Friday, June 20, 2008

Query languages for Hadoop, AND tooling for the non-relational stores

Tom White just blogged about three, count them three, different query languages being built for Hadoop.
  • Pig, from Yahoo! and now incubating at Apache, has an imperative language called Pig Latin for performing operations on large data files.
  • Jaql, from IBM and soon to be open sourced, is a declarative query language for JSON data.
  • Hive, from Facebook and soon to become a Hadoop contrib module, is a data warehouse system with a declarative query language that is a hybrid of SQL and Hadoop streaming.

As someone working on database tooling, I have been thinking about what we at NetBeans might do to make it easier for developers to build apps against these new platforms/products like Hadoop and CouchDB and Amazon services.
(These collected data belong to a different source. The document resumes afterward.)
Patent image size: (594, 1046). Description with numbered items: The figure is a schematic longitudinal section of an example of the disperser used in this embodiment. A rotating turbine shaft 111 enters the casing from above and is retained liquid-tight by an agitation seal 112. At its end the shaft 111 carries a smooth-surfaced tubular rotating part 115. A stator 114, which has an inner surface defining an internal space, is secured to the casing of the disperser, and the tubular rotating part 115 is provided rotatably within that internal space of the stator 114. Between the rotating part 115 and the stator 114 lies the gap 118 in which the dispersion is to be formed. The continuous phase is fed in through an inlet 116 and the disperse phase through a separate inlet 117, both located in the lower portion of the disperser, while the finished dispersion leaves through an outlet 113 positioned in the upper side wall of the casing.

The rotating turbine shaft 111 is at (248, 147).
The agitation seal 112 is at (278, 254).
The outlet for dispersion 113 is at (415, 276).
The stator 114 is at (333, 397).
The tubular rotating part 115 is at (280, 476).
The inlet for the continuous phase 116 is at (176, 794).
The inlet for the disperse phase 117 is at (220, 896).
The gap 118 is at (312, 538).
These query languages are an example - I can see an interactive query editor that lets you write and test queries directly against your Hadoop or CouchDB engine, much as you can today with SQL tools.
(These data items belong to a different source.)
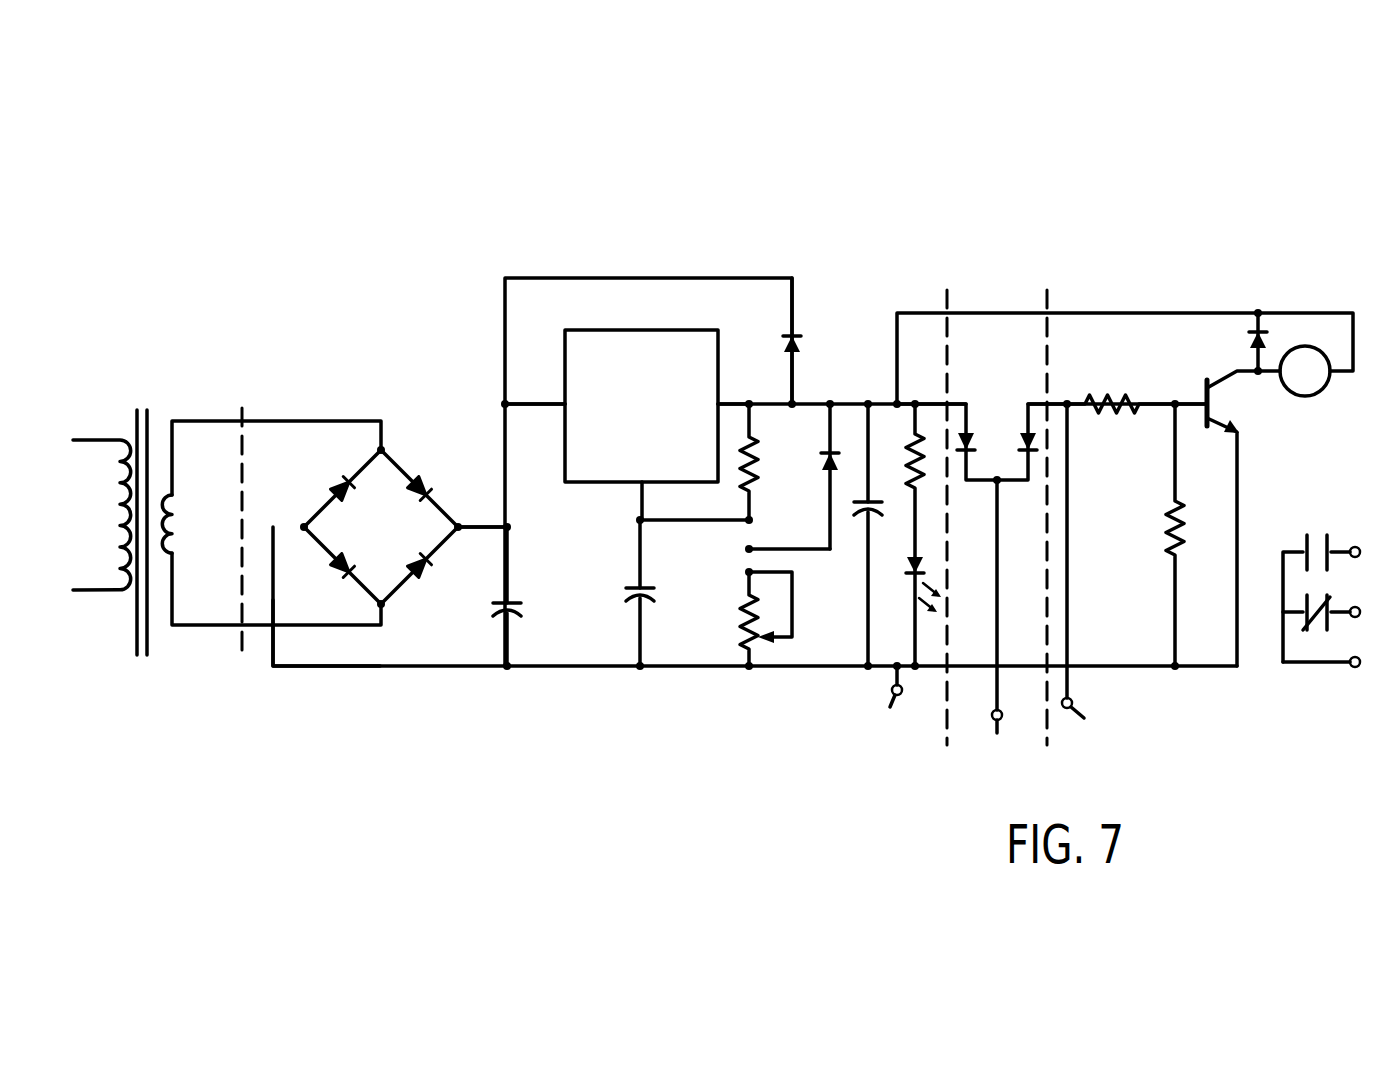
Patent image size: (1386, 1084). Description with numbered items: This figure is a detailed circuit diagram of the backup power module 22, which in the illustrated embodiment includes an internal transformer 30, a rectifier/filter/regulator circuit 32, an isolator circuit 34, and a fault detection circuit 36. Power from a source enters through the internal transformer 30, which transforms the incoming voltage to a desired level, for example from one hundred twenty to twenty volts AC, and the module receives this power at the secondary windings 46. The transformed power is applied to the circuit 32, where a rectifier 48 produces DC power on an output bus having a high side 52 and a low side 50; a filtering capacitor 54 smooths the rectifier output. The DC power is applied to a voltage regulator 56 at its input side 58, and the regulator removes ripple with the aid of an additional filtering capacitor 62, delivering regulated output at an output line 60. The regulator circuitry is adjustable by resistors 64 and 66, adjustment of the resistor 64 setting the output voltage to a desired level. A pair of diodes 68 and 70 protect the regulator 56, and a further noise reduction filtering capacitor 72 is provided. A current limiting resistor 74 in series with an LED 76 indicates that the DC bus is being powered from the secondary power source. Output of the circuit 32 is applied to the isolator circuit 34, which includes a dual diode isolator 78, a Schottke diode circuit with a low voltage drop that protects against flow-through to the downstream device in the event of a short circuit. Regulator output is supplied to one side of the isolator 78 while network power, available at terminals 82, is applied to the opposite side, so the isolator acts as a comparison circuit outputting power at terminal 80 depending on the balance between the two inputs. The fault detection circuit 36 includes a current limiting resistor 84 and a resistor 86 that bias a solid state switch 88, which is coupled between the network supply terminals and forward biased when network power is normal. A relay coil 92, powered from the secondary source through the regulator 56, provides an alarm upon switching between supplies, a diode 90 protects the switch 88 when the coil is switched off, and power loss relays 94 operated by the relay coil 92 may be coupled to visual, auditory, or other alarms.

The backup power module 22 is at (1036, 248).
The internal transformer 30 is at (138, 288).
The rectifier/filter/regulator circuit 32 is at (528, 208).
The isolator circuit 34 is at (993, 220).
The fault detection circuit 36 is at (1245, 220).
The secondary windings 46 is at (170, 540).
The rectifier 48 is at (393, 460).
The low side 50 is at (305, 668).
The high side 52 is at (482, 518).
The filtering capacitor 54 is at (498, 615).
The voltage regulator 56 is at (647, 328).
The input side 58 is at (527, 404).
The output line 60 is at (733, 402).
The additional filtering capacitor 62 is at (627, 590).
The resistor 64 is at (743, 610).
The resistor 66 is at (758, 460).
The diode 68 is at (823, 455).
The diode 70 is at (796, 334).
The noise reduction filtering capacitor 72 is at (870, 516).
The current limiting resistor 74 is at (908, 455).
The LED 76 is at (912, 578).
The dual diode isolator 78 is at (1000, 410).
The terminal 80 is at (997, 623).
The terminals 82 is at (987, 578).
The current limiting resistor 84 is at (1127, 393).
The resistor 86 is at (1180, 528).
The solid state switch 88 is at (1217, 407).
The diode 90 is at (1263, 343).
The relay coil 92 is at (1325, 388).
The power loss relays 94 is at (1352, 544).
Another interesting question is - if I write my application in terms of domain objects, what things can a tool do to make it easy to map these domain objects to an underlying non-structured store like Hadoop or CouchDB or SimpleDB.

Definitely some opportunities here to make developers' lives easier.

1 comment:

JanL said...

"I can see an interactive query editor […]"

CouchDB's comes with Futon, the administration interface that has just that, an interactive editor that lets you build and tweak queries on the fly.